Kirk and the Gang: (25) 
Shatner's pause in the doorway here, to strike this pose, is too funny.
"Freefall!" This is the perhaps the most pointless and quickly-disposed-of dangers Kirk and Spock face in TOS. Absolutely great, though.
Scotty kills a native woman and a co-worker while possessed by a monstrous alien terror of ancient evil origin. Not a bad one for the resume. He's anguished throughout, then drugged and happy at episode's end.
Guest: (4)
John Fiedler plays Mr. Hengist. He's been in loads of stuff, but he was all over my childhood. True Grit, The Odd Couple, and Winnie the Pooh were things I was pretty familiar with before I ever got to this episode.
Charles Dierkop as the Jealous Man. Fans of 80s slasher movies might remember him from Silent Night, Deadly Night.
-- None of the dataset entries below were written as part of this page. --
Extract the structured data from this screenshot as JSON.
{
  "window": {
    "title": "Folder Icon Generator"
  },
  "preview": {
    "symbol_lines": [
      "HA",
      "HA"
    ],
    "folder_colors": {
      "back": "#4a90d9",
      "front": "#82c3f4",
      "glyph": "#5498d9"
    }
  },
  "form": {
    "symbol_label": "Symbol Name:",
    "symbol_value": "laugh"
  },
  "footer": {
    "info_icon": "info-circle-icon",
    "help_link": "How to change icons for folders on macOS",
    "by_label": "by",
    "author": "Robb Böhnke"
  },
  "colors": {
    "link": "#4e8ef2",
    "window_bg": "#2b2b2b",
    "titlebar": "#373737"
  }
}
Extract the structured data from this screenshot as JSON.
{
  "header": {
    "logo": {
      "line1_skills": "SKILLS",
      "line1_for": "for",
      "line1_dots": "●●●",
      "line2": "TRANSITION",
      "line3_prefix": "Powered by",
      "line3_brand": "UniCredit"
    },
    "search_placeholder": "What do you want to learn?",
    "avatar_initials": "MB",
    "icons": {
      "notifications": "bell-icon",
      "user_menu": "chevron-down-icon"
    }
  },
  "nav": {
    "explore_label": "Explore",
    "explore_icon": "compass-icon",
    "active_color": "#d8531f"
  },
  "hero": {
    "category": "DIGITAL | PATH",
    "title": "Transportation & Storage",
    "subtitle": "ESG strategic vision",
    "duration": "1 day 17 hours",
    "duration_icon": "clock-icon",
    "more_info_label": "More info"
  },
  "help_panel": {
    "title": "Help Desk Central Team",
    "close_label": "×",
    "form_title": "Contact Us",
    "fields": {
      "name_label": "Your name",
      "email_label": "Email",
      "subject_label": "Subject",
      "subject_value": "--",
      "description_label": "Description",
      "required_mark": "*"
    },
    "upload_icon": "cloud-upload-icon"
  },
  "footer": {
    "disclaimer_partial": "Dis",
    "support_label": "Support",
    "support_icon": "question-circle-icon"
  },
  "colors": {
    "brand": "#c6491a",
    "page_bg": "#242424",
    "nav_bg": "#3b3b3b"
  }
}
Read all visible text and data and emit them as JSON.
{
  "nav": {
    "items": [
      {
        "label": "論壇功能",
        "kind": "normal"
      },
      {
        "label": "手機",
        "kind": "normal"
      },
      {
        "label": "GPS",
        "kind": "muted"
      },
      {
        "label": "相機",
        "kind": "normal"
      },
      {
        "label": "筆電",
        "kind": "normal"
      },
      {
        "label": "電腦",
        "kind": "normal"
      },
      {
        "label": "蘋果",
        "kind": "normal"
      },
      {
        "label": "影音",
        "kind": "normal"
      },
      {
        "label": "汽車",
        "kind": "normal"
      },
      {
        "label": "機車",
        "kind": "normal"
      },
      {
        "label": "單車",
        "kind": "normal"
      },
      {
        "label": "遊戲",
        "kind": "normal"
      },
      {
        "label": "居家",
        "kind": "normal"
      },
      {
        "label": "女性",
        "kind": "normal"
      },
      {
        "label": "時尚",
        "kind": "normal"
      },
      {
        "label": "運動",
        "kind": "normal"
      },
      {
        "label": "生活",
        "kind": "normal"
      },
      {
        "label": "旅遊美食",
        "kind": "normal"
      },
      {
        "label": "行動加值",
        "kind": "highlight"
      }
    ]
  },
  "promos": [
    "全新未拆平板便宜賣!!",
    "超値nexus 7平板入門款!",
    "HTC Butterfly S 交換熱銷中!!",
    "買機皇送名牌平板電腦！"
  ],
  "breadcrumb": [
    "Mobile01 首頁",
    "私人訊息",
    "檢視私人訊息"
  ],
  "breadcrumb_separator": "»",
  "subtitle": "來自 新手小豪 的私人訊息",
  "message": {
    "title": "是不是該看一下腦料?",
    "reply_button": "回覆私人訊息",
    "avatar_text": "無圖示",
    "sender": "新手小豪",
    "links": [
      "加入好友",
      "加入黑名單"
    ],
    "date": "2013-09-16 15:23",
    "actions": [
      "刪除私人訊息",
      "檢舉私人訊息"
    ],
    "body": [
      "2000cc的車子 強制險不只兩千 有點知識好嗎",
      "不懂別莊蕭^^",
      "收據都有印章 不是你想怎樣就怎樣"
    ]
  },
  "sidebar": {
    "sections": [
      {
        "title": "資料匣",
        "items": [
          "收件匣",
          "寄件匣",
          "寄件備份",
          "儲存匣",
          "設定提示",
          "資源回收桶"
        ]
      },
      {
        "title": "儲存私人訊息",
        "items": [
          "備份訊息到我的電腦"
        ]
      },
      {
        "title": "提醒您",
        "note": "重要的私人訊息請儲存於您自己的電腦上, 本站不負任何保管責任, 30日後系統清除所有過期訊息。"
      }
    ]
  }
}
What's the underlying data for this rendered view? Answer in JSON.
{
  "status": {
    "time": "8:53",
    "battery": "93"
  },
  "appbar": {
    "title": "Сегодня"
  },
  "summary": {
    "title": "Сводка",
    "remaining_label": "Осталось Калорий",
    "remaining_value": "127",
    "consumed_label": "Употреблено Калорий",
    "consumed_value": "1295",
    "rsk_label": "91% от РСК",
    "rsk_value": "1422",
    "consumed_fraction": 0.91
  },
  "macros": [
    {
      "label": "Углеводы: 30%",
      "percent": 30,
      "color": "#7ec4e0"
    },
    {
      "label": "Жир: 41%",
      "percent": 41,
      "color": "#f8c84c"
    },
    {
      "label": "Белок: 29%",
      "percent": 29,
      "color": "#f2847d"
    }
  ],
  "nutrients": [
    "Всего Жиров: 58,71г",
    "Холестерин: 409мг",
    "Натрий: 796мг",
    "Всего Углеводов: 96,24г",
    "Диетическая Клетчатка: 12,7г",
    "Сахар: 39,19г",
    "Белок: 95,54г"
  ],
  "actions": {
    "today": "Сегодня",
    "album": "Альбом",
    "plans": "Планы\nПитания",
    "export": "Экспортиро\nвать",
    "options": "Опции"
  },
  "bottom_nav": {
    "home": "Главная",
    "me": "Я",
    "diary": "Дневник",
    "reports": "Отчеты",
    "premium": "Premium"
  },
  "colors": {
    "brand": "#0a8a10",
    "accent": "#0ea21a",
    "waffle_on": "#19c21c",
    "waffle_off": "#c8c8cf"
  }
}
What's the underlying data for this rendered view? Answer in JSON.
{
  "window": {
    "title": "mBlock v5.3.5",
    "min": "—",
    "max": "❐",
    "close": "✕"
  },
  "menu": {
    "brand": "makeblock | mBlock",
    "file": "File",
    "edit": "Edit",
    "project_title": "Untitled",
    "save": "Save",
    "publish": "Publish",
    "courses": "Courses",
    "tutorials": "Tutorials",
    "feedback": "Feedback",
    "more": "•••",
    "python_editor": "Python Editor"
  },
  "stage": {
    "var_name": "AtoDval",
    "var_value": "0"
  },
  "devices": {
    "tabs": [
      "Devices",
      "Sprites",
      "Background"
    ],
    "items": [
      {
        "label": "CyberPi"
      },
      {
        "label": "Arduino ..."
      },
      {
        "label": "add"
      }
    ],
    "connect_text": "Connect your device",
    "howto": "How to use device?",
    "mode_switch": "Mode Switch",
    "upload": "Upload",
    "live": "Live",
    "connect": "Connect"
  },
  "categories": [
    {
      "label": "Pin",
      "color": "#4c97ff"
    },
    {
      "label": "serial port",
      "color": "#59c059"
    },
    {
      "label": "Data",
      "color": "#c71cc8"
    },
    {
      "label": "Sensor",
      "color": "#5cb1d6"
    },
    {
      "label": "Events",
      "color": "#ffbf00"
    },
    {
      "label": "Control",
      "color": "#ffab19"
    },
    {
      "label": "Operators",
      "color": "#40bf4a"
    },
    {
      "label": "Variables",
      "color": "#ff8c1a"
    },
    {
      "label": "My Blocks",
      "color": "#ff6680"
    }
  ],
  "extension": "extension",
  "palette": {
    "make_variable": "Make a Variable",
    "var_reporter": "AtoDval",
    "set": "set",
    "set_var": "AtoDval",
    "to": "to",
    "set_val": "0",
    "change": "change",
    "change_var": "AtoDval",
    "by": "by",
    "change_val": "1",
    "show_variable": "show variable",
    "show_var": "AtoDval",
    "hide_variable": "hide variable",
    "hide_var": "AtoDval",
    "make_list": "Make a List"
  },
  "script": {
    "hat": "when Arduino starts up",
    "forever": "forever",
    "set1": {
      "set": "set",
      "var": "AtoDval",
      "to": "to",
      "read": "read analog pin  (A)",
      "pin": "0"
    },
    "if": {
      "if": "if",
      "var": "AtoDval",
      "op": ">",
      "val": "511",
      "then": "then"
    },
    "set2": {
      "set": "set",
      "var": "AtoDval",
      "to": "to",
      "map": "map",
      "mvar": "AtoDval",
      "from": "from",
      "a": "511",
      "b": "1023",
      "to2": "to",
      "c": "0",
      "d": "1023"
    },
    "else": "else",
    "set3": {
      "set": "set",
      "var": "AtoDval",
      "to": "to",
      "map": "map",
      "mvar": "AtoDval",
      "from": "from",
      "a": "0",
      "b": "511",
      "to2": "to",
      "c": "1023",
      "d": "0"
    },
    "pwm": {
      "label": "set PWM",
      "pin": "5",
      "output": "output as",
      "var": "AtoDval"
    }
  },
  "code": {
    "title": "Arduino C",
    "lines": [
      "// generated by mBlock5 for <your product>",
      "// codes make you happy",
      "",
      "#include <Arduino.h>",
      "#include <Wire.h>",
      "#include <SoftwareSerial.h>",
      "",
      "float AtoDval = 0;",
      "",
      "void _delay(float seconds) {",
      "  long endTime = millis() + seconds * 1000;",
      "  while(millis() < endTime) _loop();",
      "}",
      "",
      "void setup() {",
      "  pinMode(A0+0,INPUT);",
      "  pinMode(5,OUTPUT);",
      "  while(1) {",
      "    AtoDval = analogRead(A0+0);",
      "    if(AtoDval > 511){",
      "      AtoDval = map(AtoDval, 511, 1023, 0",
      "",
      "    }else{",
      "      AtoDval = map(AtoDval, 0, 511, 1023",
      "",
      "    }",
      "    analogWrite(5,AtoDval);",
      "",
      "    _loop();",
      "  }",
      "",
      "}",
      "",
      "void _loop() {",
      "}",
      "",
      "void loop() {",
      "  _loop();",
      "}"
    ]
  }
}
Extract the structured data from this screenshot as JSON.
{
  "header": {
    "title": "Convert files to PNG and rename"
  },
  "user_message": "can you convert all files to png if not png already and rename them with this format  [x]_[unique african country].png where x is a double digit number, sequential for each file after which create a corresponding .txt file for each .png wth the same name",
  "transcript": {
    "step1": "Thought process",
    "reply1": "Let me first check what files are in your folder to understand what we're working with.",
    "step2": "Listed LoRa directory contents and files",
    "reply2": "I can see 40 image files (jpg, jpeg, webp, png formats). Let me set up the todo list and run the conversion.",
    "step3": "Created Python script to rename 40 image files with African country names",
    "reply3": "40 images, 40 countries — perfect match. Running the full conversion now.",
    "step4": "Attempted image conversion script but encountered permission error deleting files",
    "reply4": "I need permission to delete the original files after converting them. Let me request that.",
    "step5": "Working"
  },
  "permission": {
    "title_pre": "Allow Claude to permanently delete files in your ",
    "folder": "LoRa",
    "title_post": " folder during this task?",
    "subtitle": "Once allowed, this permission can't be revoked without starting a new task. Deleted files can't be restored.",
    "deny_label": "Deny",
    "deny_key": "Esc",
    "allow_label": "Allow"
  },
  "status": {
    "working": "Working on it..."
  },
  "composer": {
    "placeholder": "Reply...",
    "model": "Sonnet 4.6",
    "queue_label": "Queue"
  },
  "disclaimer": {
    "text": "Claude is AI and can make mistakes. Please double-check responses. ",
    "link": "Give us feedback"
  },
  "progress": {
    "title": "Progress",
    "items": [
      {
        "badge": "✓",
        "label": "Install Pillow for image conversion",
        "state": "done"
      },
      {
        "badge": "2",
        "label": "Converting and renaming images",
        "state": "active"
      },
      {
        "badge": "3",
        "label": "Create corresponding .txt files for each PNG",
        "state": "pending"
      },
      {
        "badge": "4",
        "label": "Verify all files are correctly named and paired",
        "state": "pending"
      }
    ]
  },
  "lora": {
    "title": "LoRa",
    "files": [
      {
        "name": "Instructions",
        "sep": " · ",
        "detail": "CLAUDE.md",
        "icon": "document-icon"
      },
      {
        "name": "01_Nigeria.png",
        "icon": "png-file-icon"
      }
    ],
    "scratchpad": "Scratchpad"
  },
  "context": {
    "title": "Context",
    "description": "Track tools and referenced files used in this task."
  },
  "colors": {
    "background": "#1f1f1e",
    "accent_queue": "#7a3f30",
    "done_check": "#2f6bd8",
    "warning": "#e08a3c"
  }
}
Every line this guy delivers is fun. Especially when it keeps cutting to him for completely generic and unsolicited observations during the trial. "But all men die..." "A man couldn't survive all of these centuries?" etc. I was amused (though not at his expense or anything) to discover he opened a well-respected acting school in Las Vegas several years later.
And of course, Jaris is played by:

"For the good of the Body, obliteration... is necessary. It is a great sorrow." 
Memorability: (3) As mentioned here, "On the great list of things to watch while tripping your face off, you rarely see "Wolf in the Fold," which is a shame. If I was the director of a drug freakout clinic, I'd keep it (and "Metamorphosis") queued up at all times."

And beyond that, this was one episode I spent a considerable amount of time cutting up in the spring of 1998. Hovered over a 4-track in the last days of analog, with the laser disc player plugged into tracks one and two, looping it over suggestive 70s funk music (really just one particular instrumental from the Boogie Nights soundtrack.) I'm tempted to bump it up a point just for that. But I'll restrain myself.